5. Work WITH Your Co-Teachers
One thing that is difficult for some teachers is to go into a classroom of another teacher. Some people welcome you with open arms and others feel like you are cramping their space. My advice is to feel the person out, find out their teaching strategy, study their classroom management and then figure out where your personality and strengths will fit in. I do not want to go in and take over another teacher's classroom, I want to feel like I belong there and feel wanted and needed. Saying that, you do have to be upfront with your co-teachers and ask what they are comfortable with. See if your coteacher wants you to have huge, medium, or small part in the classroom. Just remember to keep the kids in mind first of all.
6. It's All About the Kids
Seriously! It is! Don't get caught up in the 'adult' junk! If what you are doing is not for the kids then is it worth doing. Do everything with the students in mind, not yourself!
7. Is This Eternally Significant?
Some "seasoned" teacher friends of mind always would say, "Is this (event, test, project) eternally signficant?" If it is isn't, then is in worth getting worked up over? Probably not. Keep things in perspective. Remember not to take things to personally, especially with "our" students. There will be days of meltdowns and tantrums, but so many times the meltdown isn't about you or even school at all. Keep a level head, take a deep breath, stay calm and deal with situation. This to shall pass.
8. Get Organized
Purchase a big desk calendar, and at the beginning of the year, write down all of your annual review due dates, re-evaluation due dates, and any other important dates.
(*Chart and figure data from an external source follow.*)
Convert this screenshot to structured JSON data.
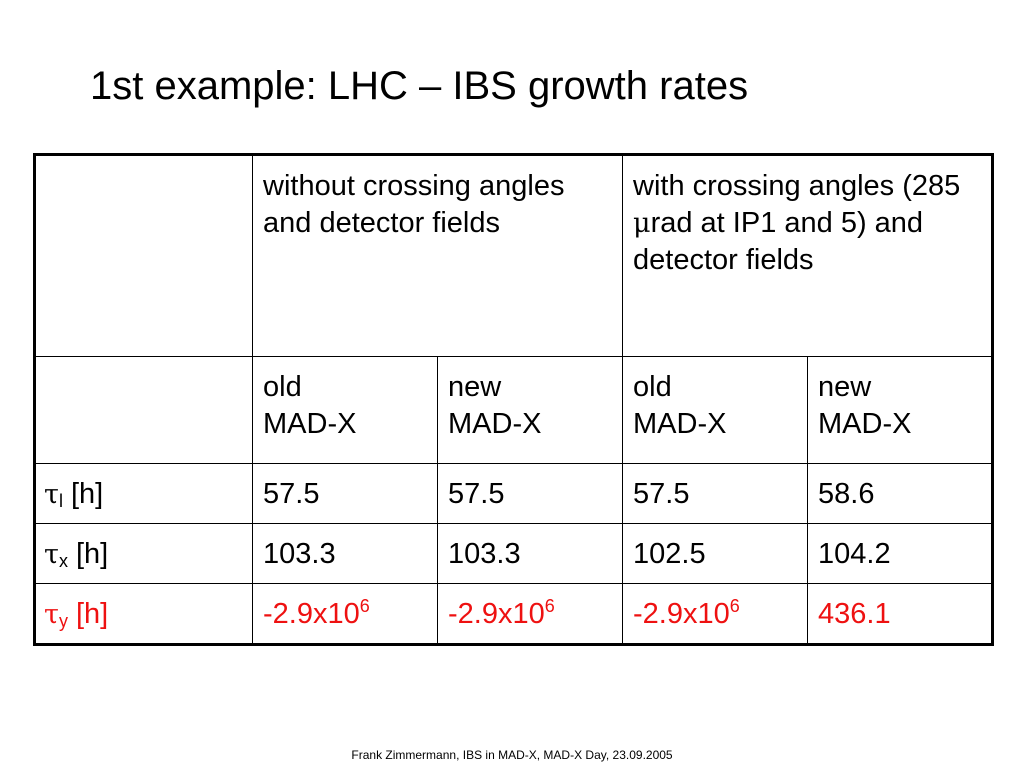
{
  "title": "1st example: LHC – IBS growth rates",
  "table": {
    "header_top": {
      "empty": "",
      "col_group_1": "without crossing angles and detector fields",
      "col_group_2_pre": "with crossing angles (285 ",
      "col_group_2_mu": "μ",
      "col_group_2_post": "rad at IP1 and 5) and detector fields"
    },
    "header_sub": {
      "empty": "",
      "cols": [
        {
          "line1": "old",
          "line2": "MAD-X"
        },
        {
          "line1": "new",
          "line2": "MAD-X"
        },
        {
          "line1": "old",
          "line2": "MAD-X"
        },
        {
          "line1": "new",
          "line2": "MAD-X"
        }
      ]
    },
    "rows": [
      {
        "symbol": "τ",
        "subscript": "l",
        "unit": " [h]",
        "values": [
          "57.5",
          "57.5",
          "57.5",
          "58.6"
        ]
      },
      {
        "symbol": "τ",
        "subscript": "x",
        "unit": " [h]",
        "values": [
          "103.3",
          "103.3",
          "102.5",
          "104.2"
        ]
      },
      {
        "symbol": "τ",
        "subscript": "y",
        "unit": " [h]",
        "highlight_color": "#ee1111",
        "values": [
          {
            "base": "-2.9x10",
            "exp": "6"
          },
          {
            "base": "-2.9x10",
            "exp": "6"
          },
          {
            "base": "-2.9x10",
            "exp": "6"
          },
          {
            "base": "436.1",
            "exp": ""
          }
        ]
      }
    ]
  },
  "footer": "Frank Zimmermann, IBS in MAD-X, MAD-X Day, 23.09.2005"
}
Make sure you look at this calendar daily and know what is coming up. Don't get behind, because there is no catching up!
9. Get Organized #2
Find a monitoring system that works for you. Everyone is different and monitoring of IEP goals can be accomplished 5000 different ways. I like to use an excel document to plot my probe percentages that I gather from curriculum based measures, rubrics, and other assessments. Find your way!
10. Document, document, document & Save
In special ed, "they" say, "If it isn't written down, it didn't happen." Document everything! Parent phone calls, meeting notes, co-teacher conversations, work samples...everything! Save that documentation and also save work samples. You will need these at some point in your career. I like to keep my documentation in a binder that is tabbed for each student. I keep work samples in a file folder box with a lid. Each student has a labeled hanging file folder that stores weekly work samples for each IEP goal.
*And a BONUS*
Become One with the Paperwork
Since I first mentioned becoming a special education teacher, people have groaned and told me that it is so much paperwork. They weren't kidding! There is a lot of paperwork. You have to find a way to stay on top of it (maybe that's why I have 2 tips for being organized)! I like to make one afternoon about logging in my monitoring probes and filing paperwork. If you don't do it, then you will be spending so much time at the end of the year filing and worrying. Don't do that to yourself. Get a system! :)
I hope you have a wonderful new school year!